7.世界は

7.



 牢屋に帰ると、既に帰ってきていたらしい少女が床に突っ伏して寝ていた。



「……」



 珍しく、こちらに聞こえるほどの寝息を立てている。

 昨日の件、朝に釈明することが出来なかったから今晩に……と思っていたんだけどな。



(……まあ、疲れたんだろうな)



 今日は朝からいなかった訳だし。

 コイツの仕事の事を考えると、朝から呼び出されたというのは相当身体に堪えたのだろう。


 傍に転がっていたボロ布毛布をかけてやる。

 俺も充分に堪えていたが、こういう時はレディー・ファーストとするのがモテる男の秘訣だ。

 ……なんて。


 一応、普段から主に食料面で援助はしてもらっているし、これくらいは我慢してやろう、というのが本音だ。



(けど、また後回しだなあ)



 面倒ごとを後回しの後回しにしてしまった。

 自業自得とはいえ、ついてない。


 ……まあ、いいか。

 俺も、今日は早く寝ようと決めていたわけだし。



(昨日も、そんなんだった気がするけどな……)



 最近、うまくいかない事が多い気がする。

 そんな事を考えながら、固いパンに噛り付く。



(まっず……)



 ……どうしてか、普段より飯が不味く感じられた。






*****






 "俺は目覚める事のできないまま森で三日ほど過ごし、空腹や環境に耐えかねて倒れたらしい。

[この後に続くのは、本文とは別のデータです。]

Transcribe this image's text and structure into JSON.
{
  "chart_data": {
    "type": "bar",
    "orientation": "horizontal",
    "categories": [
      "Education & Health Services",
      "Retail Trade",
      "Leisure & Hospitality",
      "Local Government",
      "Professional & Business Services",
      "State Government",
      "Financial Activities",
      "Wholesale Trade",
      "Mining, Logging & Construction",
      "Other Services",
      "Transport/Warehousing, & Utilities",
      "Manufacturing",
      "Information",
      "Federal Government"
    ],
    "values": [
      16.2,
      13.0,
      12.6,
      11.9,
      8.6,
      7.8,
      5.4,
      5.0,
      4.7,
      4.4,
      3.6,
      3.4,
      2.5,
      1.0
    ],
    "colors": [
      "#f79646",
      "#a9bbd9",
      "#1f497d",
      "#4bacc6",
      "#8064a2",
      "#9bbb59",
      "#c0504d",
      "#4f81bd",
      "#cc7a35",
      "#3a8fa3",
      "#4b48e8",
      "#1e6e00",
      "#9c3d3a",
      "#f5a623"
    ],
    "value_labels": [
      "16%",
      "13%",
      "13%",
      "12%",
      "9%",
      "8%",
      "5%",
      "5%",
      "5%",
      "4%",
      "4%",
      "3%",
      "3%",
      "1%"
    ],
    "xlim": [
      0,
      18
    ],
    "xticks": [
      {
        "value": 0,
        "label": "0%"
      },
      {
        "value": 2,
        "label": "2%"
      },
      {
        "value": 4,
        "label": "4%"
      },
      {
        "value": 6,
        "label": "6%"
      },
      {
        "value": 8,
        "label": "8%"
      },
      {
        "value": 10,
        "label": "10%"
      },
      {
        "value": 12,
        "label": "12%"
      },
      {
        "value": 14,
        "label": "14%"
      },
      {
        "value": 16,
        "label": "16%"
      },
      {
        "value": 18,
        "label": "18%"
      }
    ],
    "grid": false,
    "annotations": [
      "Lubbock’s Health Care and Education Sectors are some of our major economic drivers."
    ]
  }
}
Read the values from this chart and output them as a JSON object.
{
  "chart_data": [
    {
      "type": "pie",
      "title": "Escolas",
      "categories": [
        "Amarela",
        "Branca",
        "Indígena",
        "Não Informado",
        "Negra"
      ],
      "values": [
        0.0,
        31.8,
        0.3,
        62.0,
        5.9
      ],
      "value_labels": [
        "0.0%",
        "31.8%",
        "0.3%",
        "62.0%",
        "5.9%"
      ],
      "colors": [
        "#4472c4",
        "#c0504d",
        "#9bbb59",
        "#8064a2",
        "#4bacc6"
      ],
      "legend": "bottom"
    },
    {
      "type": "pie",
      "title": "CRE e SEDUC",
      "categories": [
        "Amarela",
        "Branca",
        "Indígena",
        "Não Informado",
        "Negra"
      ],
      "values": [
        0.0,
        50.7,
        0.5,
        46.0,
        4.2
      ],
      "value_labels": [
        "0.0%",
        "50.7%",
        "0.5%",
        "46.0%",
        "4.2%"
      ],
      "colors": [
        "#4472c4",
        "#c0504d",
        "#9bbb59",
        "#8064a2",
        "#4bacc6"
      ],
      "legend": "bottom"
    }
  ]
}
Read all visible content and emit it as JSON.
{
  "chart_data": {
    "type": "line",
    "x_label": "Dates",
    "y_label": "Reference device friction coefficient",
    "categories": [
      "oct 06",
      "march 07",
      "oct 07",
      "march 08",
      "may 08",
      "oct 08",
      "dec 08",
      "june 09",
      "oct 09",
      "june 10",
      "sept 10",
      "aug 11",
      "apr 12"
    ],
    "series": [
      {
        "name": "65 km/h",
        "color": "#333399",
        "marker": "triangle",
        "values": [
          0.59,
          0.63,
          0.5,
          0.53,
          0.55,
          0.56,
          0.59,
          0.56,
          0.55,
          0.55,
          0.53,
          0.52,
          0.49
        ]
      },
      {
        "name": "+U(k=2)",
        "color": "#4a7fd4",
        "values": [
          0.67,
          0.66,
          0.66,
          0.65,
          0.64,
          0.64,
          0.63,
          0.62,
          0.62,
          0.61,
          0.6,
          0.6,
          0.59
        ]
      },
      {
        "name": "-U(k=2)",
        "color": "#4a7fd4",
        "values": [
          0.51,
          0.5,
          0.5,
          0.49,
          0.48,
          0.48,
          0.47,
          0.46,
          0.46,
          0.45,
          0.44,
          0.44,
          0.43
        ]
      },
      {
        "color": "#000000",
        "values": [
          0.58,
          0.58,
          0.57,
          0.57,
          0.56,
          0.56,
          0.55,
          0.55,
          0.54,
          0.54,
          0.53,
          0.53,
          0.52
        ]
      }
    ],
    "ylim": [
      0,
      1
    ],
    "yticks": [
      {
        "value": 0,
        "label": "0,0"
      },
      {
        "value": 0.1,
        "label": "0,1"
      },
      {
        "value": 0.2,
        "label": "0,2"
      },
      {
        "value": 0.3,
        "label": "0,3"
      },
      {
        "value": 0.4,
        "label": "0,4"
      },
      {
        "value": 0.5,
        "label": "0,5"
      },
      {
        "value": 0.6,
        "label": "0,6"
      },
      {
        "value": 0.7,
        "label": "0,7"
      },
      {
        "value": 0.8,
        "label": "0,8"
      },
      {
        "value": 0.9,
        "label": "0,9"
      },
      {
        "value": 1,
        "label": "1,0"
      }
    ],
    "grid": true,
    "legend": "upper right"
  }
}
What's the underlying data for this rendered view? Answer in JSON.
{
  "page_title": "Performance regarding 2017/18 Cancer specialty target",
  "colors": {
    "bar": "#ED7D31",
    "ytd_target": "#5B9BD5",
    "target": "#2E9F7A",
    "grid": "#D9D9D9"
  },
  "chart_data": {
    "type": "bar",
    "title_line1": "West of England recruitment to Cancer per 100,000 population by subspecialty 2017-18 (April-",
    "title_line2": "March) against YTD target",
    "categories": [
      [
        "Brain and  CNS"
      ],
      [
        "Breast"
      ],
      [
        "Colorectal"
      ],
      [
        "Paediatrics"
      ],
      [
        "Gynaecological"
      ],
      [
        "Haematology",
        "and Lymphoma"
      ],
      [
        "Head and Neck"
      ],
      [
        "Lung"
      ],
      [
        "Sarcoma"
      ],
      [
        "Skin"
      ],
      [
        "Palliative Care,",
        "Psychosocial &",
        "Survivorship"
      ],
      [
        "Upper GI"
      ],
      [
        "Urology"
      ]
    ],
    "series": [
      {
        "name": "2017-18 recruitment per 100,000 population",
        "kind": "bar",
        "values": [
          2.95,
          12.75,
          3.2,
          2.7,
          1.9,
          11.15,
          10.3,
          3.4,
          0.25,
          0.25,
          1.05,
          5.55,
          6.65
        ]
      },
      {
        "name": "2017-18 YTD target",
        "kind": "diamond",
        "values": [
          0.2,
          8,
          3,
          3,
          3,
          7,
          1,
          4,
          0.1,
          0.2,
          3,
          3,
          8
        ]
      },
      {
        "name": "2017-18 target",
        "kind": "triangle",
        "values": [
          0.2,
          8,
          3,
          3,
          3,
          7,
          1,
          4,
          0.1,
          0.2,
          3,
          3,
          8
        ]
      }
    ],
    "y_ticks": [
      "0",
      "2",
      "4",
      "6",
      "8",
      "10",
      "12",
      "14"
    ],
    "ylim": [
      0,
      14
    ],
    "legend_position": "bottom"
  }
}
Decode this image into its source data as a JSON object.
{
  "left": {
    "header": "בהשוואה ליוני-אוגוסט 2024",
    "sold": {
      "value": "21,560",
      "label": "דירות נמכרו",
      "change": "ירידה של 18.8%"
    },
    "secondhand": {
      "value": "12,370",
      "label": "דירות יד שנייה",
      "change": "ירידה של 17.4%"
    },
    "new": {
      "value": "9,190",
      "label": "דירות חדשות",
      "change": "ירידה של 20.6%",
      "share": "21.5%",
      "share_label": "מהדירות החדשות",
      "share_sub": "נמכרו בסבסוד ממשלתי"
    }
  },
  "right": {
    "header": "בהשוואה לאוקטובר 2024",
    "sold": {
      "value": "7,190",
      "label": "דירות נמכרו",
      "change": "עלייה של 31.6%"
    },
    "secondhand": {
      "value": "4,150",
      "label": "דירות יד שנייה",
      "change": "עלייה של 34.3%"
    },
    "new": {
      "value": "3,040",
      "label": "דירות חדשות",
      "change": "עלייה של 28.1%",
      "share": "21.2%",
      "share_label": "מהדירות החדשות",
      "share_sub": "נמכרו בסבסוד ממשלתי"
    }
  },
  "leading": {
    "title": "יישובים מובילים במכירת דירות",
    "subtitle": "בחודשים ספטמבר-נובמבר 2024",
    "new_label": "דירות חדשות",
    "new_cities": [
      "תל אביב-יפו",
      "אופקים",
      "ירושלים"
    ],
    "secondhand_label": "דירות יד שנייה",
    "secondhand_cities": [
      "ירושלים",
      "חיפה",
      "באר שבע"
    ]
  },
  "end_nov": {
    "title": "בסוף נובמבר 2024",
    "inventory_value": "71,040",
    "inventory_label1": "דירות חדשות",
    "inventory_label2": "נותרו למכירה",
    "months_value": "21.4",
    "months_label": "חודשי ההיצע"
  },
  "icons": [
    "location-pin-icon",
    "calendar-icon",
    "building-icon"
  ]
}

 次に目を開けた時、そこは見慣れた部屋のベッドの上ではなく、冷たく狭い独房の中。



 この世界には奴隷と、奴隷を売る商人が存在しているらしい。

 それを自身が奴隷として捕まることで、身を持って知る事ができた――"




*****




 ……朝。

 起きると、既に少女は姿を消していた。


 もちろん、今朝も俺は監視員に起されるより、だいぶ早く起きたのだが。



(なんだってんだ……)



 昨日から、仕事が忙しくなったとでも言うのだろうか。

 彼女の仕事の性質上、それなら事前に分かるだろうから、一言くらいあっても良いと思うんだが。



(まあ、今夜聞けばいいか……)



 また機会を逃した。

 と、いうよりまた話せなかった、という思いのほうが強い……気がした。


 考えてみれば、全く言葉を交わさずに一日が終わるというのは初めてである。



(避けられてる……なんて、俺に限ってあるわけないか)



 起き上がって、かかっている毛布を避けながら、俺は一抹の不安を感じる。


 ……いいじゃないか。

 別に、嫌われたとしても。


 どうせ、これは夢なんだから。






*****






 ……今日も雪は降り続いていた。

 勢いは止むことなく、昨日から連日道を整備していた町の人々も、徐々に意欲を削がれてきているように見える。


 当然だろう。

 徹夜で身体を動かしていない限り、すぐに雪が積もってやり直しになる。



「……ちッ」



 こちらのクソ野郎も、昨日よりイライラしている様子だ。

 昨日、今日に引き続き全く売れない奴隷の販売。


 もちろんだが、レバーを回す事も困難なため、今の俺たちはただの飯食い虫みたいな存在だ。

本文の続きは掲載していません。